For me, it’s always very nice to go anywhere in the Charlotte-metro area or the Carolinas, have people shake my hand and tell me they appreciate the work we’re doing.
Hearing grandparents tell kids, ‘That’s the real world championship. That’s the one that Dusty Rhodes had, Dory Funk Jr. had, Harley Race had,’ that’s a really cool feeling. That’s why we never changed the belt. That belt will always be the NWA championship.
Tag team wrestling is the draw with The Crockett Cup. You’ve won tag team titles before at TNA. What are the keys to winning tag team titles?
It’s continuity. It’s cohesiveness as a unit. There’s such an art to tag team wrestling that’s so different.
That was something that was so synonymous with Jim Crockett Promotions. They were known as a tag team territory. When you go back and watch guys like The Midnight Express, The Rock ‘n’ Roll Express or Arn Anderson and Tully Blanchard, there’s an unspoken communication and bond between them where they work as one.
There are a lot of different rules that can manipulated and bent for tag team wrestling like the five count during a tag to switch in and out. When guys really understand the nuances and differences, those are the two that end up standing out and making a difference.
I was fortunate enough to be in a couple of really successful tag teams, the British Invasion with Doug Williams and then with Samoa Joe. Samoa Joe and I held tag titles in Japan and TNA.
How do I incorporate what Joe does and what I do and blend it together and make it as one? That’s what good tag teams do. That’s what the winners of The Crockett Cup will have to do.

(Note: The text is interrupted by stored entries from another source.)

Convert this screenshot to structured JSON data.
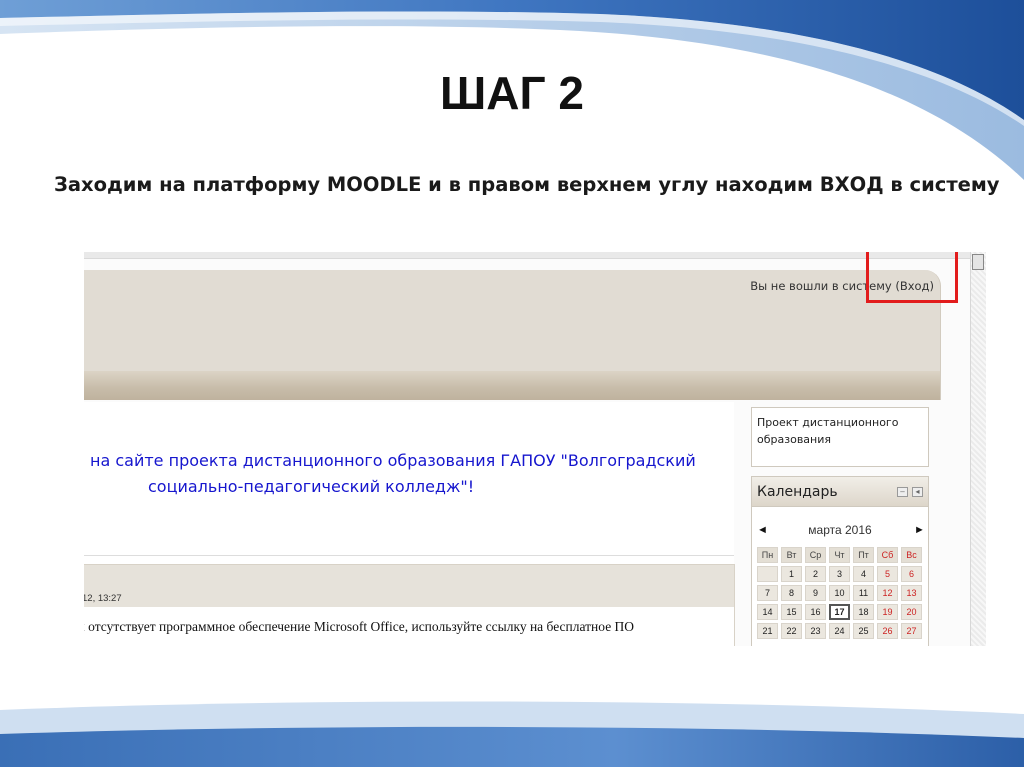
{
  "slide": {
    "title": "ШАГ 2",
    "subtitle": "Заходим на платформу MOODLE и в правом верхнем углу находим ВХОД в систему"
  },
  "moodle": {
    "login_text": "Вы не вошли в систему (Вход)",
    "welcome_line1": "на сайте проекта дистанционного образования ГАПОУ \"Волгоградский",
    "welcome_line2": "социально-педагогический колледж\"!",
    "news_date": "12, 13:27",
    "news_text": "х отсутствует программное обеспечение Microsoft Office, используйте ссылку на бесплатное ПО",
    "project_block": "Проект дистанционного образования",
    "calendar": {
      "title": "Календарь",
      "prev": "◄",
      "next": "►",
      "month": "марта 2016",
      "weekdays": [
        "Пн",
        "Вт",
        "Ср",
        "Чт",
        "Пт",
        "Сб",
        "Вс"
      ],
      "weeks": [
        [
          "",
          "1",
          "2",
          "3",
          "4",
          "5",
          "6"
        ],
        [
          "7",
          "8",
          "9",
          "10",
          "11",
          "12",
          "13"
        ],
        [
          "14",
          "15",
          "16",
          "17",
          "18",
          "19",
          "20"
        ],
        [
          "21",
          "22",
          "23",
          "24",
          "25",
          "26",
          "27"
        ]
      ],
      "today": "17"
    }
  },
  "colors": {
    "highlight": "#e21c1c",
    "welcome_text": "#1616ce",
    "theme_blue": "#2f6fb8"
  }
}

I’m not going to go into your personal life, but I’m a big Mickie James fan. She seems to have a really good attitude about business. What’s it like being married to another professional wrestler?

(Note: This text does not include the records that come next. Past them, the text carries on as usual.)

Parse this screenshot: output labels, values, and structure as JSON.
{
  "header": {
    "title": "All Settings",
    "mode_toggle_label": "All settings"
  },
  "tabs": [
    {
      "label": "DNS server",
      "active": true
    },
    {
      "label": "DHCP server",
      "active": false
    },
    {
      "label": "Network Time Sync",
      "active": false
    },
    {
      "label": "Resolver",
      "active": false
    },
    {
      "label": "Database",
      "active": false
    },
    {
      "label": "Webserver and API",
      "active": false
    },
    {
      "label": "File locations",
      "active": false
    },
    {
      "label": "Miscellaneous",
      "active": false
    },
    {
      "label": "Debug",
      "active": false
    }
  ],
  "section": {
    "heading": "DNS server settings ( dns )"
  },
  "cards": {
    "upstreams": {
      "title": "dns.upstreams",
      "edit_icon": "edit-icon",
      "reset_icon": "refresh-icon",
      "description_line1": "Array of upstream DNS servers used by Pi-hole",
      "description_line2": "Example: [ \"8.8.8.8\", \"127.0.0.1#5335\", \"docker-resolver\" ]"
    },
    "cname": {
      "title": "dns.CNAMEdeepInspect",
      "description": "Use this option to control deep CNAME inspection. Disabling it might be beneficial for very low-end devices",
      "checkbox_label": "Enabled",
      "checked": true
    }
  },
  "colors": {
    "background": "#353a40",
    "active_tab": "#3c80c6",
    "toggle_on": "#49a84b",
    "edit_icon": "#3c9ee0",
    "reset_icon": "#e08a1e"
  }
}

She’s a veteran. Ultimately, her success is no accident. That’s the reality. She’s been doing this for 20 years.
As far as I’m concerned, I’ve been fortunate enough to be around her because she’s so accomplished. She does have a very good mind for this. She is an asset. I think that the WWE understood that, which is one of the reasons they brought her back, because I think she’ll contribute to this business long after she’s hung up the boots. I’m obviously proud of her for what she’s done and what she’ll continue to be able to do.
She hasn’t lost a step. We had a son together. He’s four and a half now. She worked really hard to get back into shape and get back in the ring and perform at a high level. She is performing at the highest level she can.
Take me through how you prepare for a show like this one. What do you to clear your mind?
Fortunately, Easter is this weekend, so I have this weekend off, which is nice. It means that I’m able to just make sure my body is healed and doing lots of recovery.
Obviously, I train every day to be able to push myself but I also have time to let my body recover. You’re always dealing with little nagging injuries. No one is ever 100 percent in our line of work.
It’s making sure I’m getting plenty of sleep. I’m relaxed. I’m not letting things stress me out. I’m hitting the hot tub every day.
The process close to the time for a big show like this – I will go down to Charlotte the day before so that I can stay at a hotel and don’t have to be dad that night and don’t have to get up at 6 a.m. when my son, Donovan, gets up and wants his breakfast. You need to peak later, so I try to make sure I’m doing some sort of training later at night than I usually would. It’s just a case of having anything that can be a distraction taken care of ahead of time – just getting to the building nice and early, seeing everything, taking it all in, being one with the arena and then finding my quiet place.
I listen to music quite a bit and then just start to visualize everything. Eventually, it comes together and I get to a point where I’m at a peak state. Then I just stop thinking because you can overthink this. You really can. You get to a point where once you sort of got it in your mind, ‘all right this is what I want to achieve,’ then you just kind of find this blank space. Then obviously, the adrenaline and the people just take over, you go through the curtain and you’re a different guy.